Por fim, a Prefeitura do Rio de Janeiro fechou um acordo com o Estado do Rio de
Janeiro, que garantiu a desativação do presídio, para em seu lugar construir
unidades habitacionais.
A demolição do conjunto se deu
sem nenhuma análise do potencial das construções lá existentes. Como eram de
épocas distintas, havia variações entre as mesmas, que não foram consideradas.
Nada ficou que contasse a memória do presídio centenário. Nem sequer seu muro
ou parte do mesmo. Como na demolição do presídio da Ilha Grande, no Governo
Brizola, mais uma vez se apagaram os elementos físicos que remetiam a um
passado não muito brilhante.
Hoje, passados alguns anos da
demolição do presídio, vale a pena fazer uma reflexão sobre como se dão esses
processos de renovação urbana entre nós.

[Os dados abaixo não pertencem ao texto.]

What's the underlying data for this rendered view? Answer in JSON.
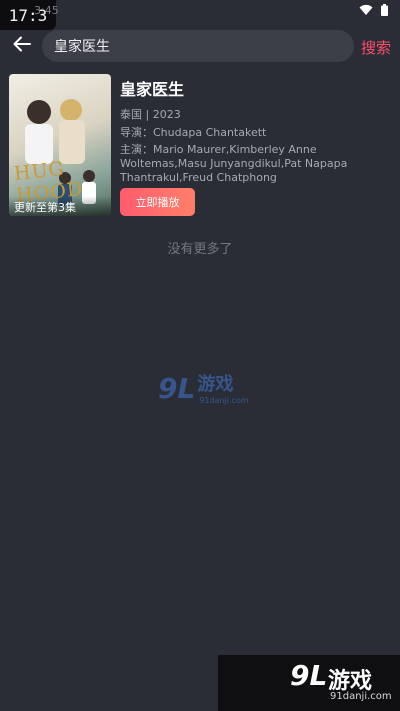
{
  "status_bar": {
    "time_badge": "17:3",
    "time_faint": "3:45"
  },
  "search": {
    "query": "皇家医生",
    "button_label": "搜索"
  },
  "result": {
    "title": "皇家医生",
    "meta": "泰国 | 2023",
    "director": "导演：Chudapa Chantakett",
    "cast": "主演：Mario Maurer,Kimberley Anne Woltemas,Masu Junyangdikul,Pat Napapa Thantrakul,Freud Chatphong",
    "poster_caption": "更新至第3集",
    "poster_title_art": "HUG HOOD",
    "play_label": "立即播放"
  },
  "footer_text": "没有更多了",
  "watermarks": {
    "center": {
      "mark": "9L",
      "brand": "游戏",
      "url": "91danji.com"
    },
    "corner": {
      "mark": "9L",
      "brand": "游戏",
      "url": "91danji.com"
    }
  },
  "colors": {
    "background": "#2b2d36",
    "accent": "#ff4d6a",
    "play_gradient_start": "#ff5c6e",
    "play_gradient_end": "#ff7f6a"
  }
}
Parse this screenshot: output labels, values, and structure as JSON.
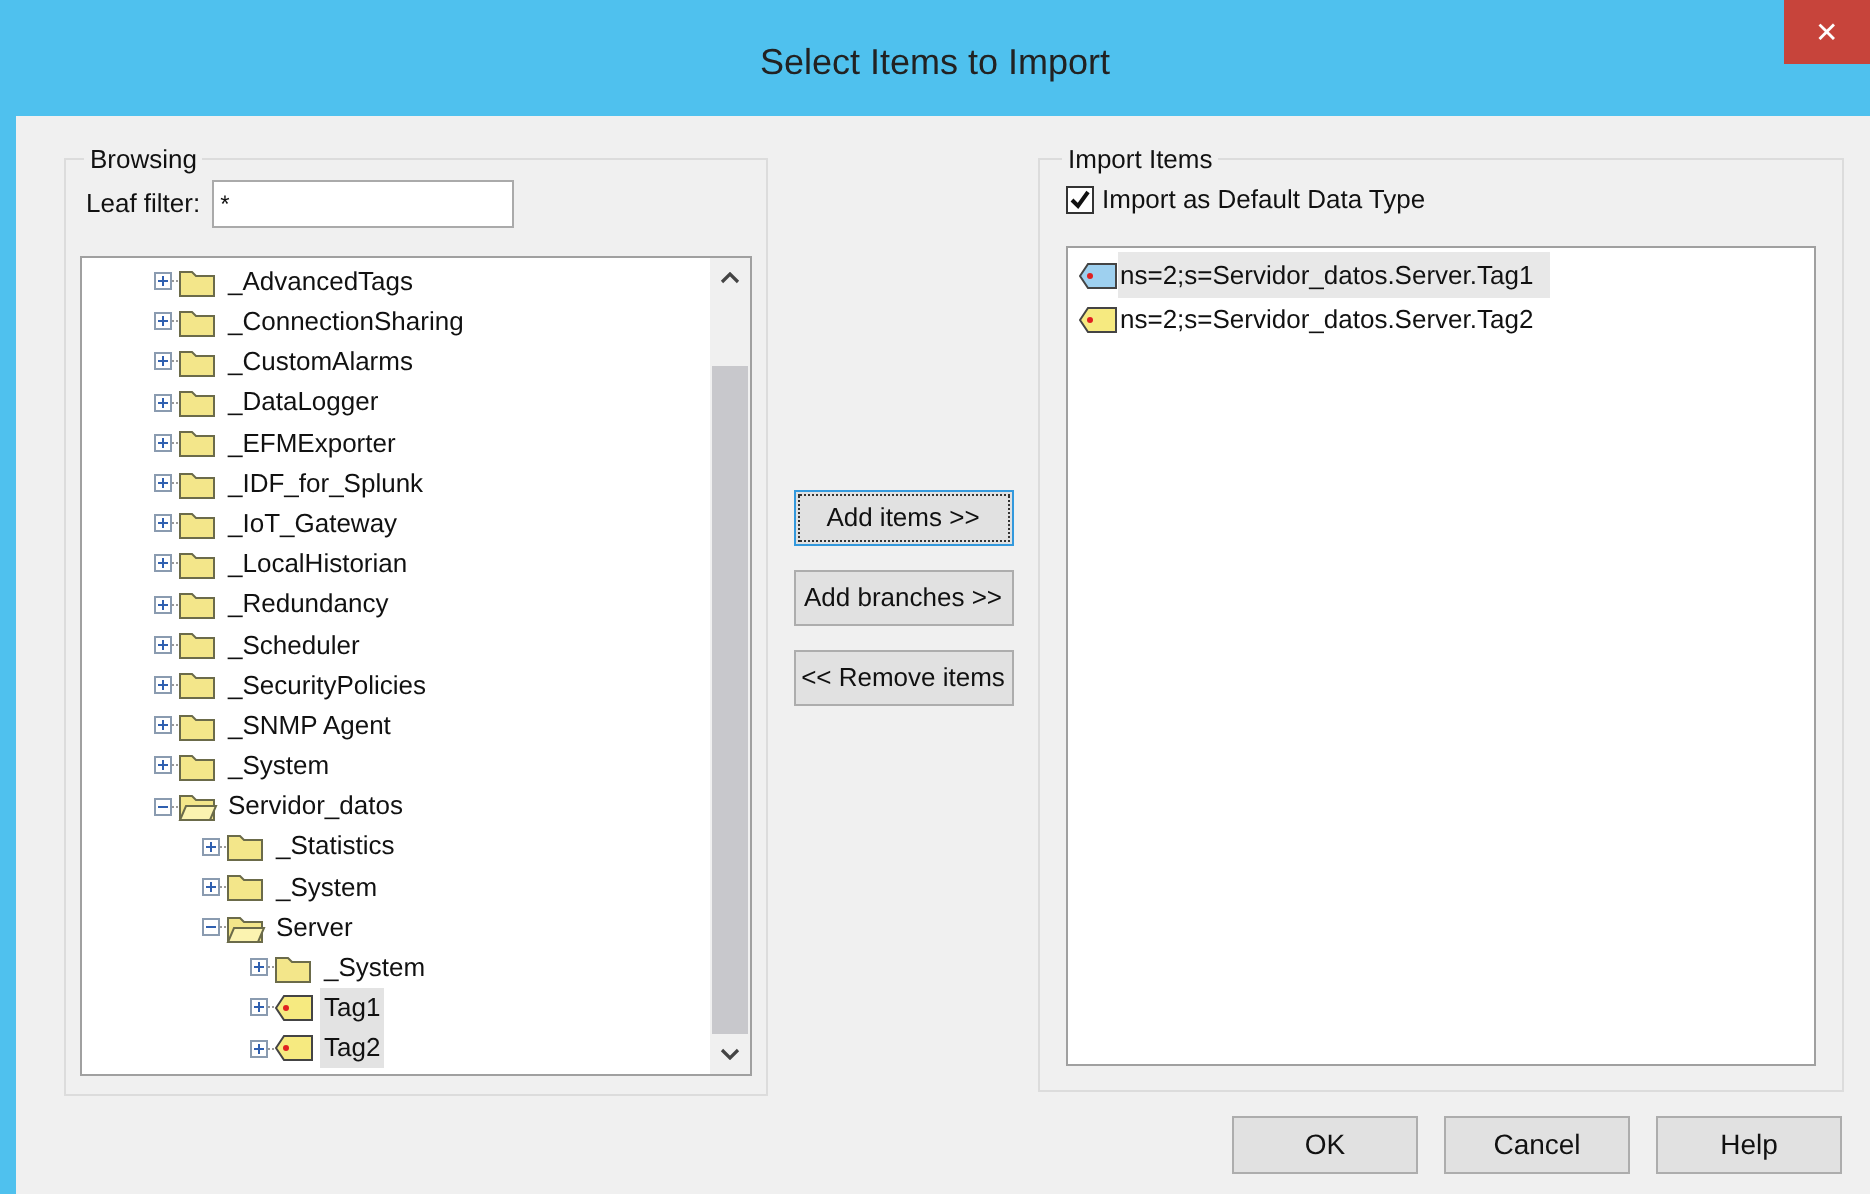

Como os governantes tomam decisões
radicais sem consideração à história, à paisagem da cidade e ao Patrimônio
Cultural. Assim foi com a demolição, não muito longe dali, da Fábrica da
Brahma, na administração Eduardo Paes, para a ampliação do Sambódromo. E com a
demolição do prédio da Gastal, na Avenida Brasil, projeto de Paulo Antunes
Ribeiro, para a construção de uma feiosa alça da Linha Vermelha, na
administração Luiz Paulo Conde.
Podemos pensar como teria sido
manter uma parte do muro do presídio e algum pavilhão, dos tantos que lá havia.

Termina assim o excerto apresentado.